I’m not a big fan of data reduction technology, yet I found myself talking compression and de-duplication all week. Between Storage Decisions and my recent posts over at SearchStorage and The Storage Community, I’ve had quite a bit to say on the subject. Funny enough, I’m not really a fan of data reduction technology for primary storage. Too often, data reduction is more expensive and difficult than just storing raw data.
You should also read Deduplication Coming to Primary Storage and Compression, Encryption, Deduplication, and Replication: Strange Bedfellows
Storage Decisions
My Storage Decisions presentation on data reduction was hilarious, if I do say so myself, even though turnout was poor at 8:30 AM on Tuesday morning. Maybe it was this “intimate” group, but I found myself really getting into the discussion. And the nods and hollers from the audience helped, too!
My basic thesis at Storage Decisions was the same as always: Don’t throw good money at technology that will have little ROI. Considering that disk capacity is incredibly cheap, and dropping all the time, data reduction doesn’t look like a great fit except in certain situations. Why spend money to reduce utilization? Why put in the effort when most primary storage data reduction technologies don’t do anything to address the “multiplier effect” of archiving, DR, and backup storage?

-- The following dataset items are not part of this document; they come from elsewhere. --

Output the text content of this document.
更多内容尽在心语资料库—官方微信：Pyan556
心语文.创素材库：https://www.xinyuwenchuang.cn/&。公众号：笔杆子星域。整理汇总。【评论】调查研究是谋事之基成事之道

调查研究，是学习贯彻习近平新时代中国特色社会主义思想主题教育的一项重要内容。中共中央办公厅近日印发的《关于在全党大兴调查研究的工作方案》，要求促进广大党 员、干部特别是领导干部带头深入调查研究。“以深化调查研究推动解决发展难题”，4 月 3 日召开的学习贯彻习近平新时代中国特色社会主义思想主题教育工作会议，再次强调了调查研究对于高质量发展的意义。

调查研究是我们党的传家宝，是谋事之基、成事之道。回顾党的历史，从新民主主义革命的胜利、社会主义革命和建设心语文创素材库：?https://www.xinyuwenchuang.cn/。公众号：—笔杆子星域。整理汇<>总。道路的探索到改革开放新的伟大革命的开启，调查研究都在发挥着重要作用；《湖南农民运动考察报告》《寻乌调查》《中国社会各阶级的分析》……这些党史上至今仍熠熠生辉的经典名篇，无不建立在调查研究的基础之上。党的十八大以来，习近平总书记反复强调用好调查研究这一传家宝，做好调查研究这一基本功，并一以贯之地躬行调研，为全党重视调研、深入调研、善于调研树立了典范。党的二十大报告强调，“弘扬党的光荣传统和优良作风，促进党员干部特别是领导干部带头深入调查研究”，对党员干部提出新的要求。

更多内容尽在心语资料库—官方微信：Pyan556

This is not to say that all data reduction technology is worthless. In fact, the free compression and de-duplication built into many SSDs and even some enterprise storage devices make perfect sense. I just don’t understand spending a bunch of money to address storage capacity when most applications are starved for storage performance.
You might like reading my two other posts on the subject from last week:
- Interest in data reduction methods needs to keep pace with data growth (SearchStorage.com)
- Has the Time Finally Come for Data Reduction? (The Storage Community, sponsored by IBM)
You’re Losing Me
On the other hand, I do see quite a bit of value in something many people would overlook out of hand: Lossy compression of office files. Every systems administrator knows that end-users do “stupid stuff” like embedding massive photos and videos in PowerPoint presentations and Word documents. But not everyone knows that there are technological means to address this “PEBKAC” issue.
Some office applications already automatically reduce the size of embedded content, and operating systems can do the same. One of my more popular blog posts, in fact, is a technique to create a filter to reduce the size of PDF files in Mac OS X Preview. And the Microsoft “X” Office file formats include lossless compression as well.
An application that recently caught my eye is the FILEminimizer Suite by Balesio. This inexpensive application reduces the size of Office and media files while leaving them in their native format. It re-compresses image files, reducing them to optimum size for use in presentations, documents, or printouts. A companion product, FILEminimizer Server, can be used on enterprise file servers to perform the same magic across the whole range of users.
Stephen’s Stance
Native Format Optimization (NFO) makes a lot of sense, since it addresses a common user error in a practical way, and allows capacity savings to “trickle-down” to backups, e-mail systems, and archives. But wholesale compression and the duplication of primary storage may not be worth much, especially since the cost of disk keeps dropping dramatically.
Andrew vonNagy says
Stephen,
You should also consider the indirect costs of storage growth, like storage processors, enclosures, SAN ports, data center rack space, power, cooling, etc.
How does this alter the analysis?
Thanks,
Andrew vonNagy